Things are changing. Brick and mortar shops are taking their sales into the digital space, while companies develop and invest in omni-channel ways to communicate with customers. Dealing with these challenges is expensive, and requires large investments in the areas of cost, capability, and cultural change.. But there are some quicker wins to be had from focusing on the last 50 yards of retail.
For most grocery retailers the potential to extract value exists everywhere and can often be realized by taking iterative steps from basic to fully-optimized or preventative solutions. In the UK, the government-funded Waste and Resources Action Programme (WRAP) estimates that over two million tonnes of fresh produce are lost or wasted each year in the supply chain alone.1 Action to reduce or prevent this retail waste could save retailers upwards of £400m every year. Across the US, this figure will run into the billions of tonnes.
Dr David Waters, Chief Product Officer at Retail Insight, says, “Obviously, there is a lot you can do to minimize the impact of out-of-stocks and waste through a more carefully designed and joined-up plan on range, space, pricing, forecasting, distribution, and labor. But that is a big plan with the need for significant coordination and change management. It could stretch into years of effort. Meanwhile, there is value to go after right now.”
Getting the balance right across the business between product availability and waste, and between long and short-term goals, is no mean feat and that is before attempting to build the technologies required to deliver a total preventative solution. However, there is still a lot that can be done beforehand.
Data analysis can drive availability measurement, insight, and action to close gaps tactically and systemically. At the same time, it can be used to understand sales rates, stock-holding levels, and the impact of price movement to appropriately mark down product price to clear before it ends up in the bin.
As Waters explains, “When retailers mark product down, if at all, usually it is in simple increments: first by 25% then 50% and to clear at 75% off. Introducing the ability to apply an item-store specific, optimized price reduction can be done quickly, adapting the price reduction dependent on factors such as stock on hand, time of day, typical store sell-through...etc. This can happen without the need for heavy resource investment on the retailer side and the returns have proven to be huge in every market launched.
“But right now there is long-term value in prevention and short-term value in reduction, so in this time of disruption and margin pressure let us take as much benefit today so that we can fight on tomorrow.”
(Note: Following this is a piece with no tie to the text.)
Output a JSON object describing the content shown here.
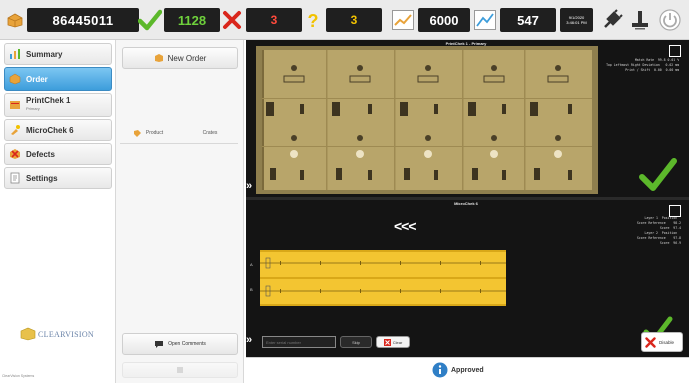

In the case of the continued retail challenge of balancing fresh product availability and waste, the ultimate aim would be to always have just enough availability with little-to-no retail waste. But this is a complex stakeholder challenge to consider with many competing objectives:
Paul Boyle, CEO at Retail Insight, explains, “Sometimes the desire to deliver the perfect solution to the problem acts as a paralyzing factor. Perfect is the enemy of good.”
“Start with an appropriate data-based target,” he continues, “then develop a robust measure and put a basic, simple plan in place to capture quick value. If we only ever wanted an optimized solution from day one, then I think we would be waiting a long time for that day to come.”
To conclude the point, Dr David Waters adds, “Again, this is one of those examples where you apply the right mathematics at the right level and get the desired result in very short order. Sure, we can go big, we can throw AI at the forecasting problem long-term to achieve a near-perfect balance of availability and waste, and we believe we have the foundational models to achieve that long-term.”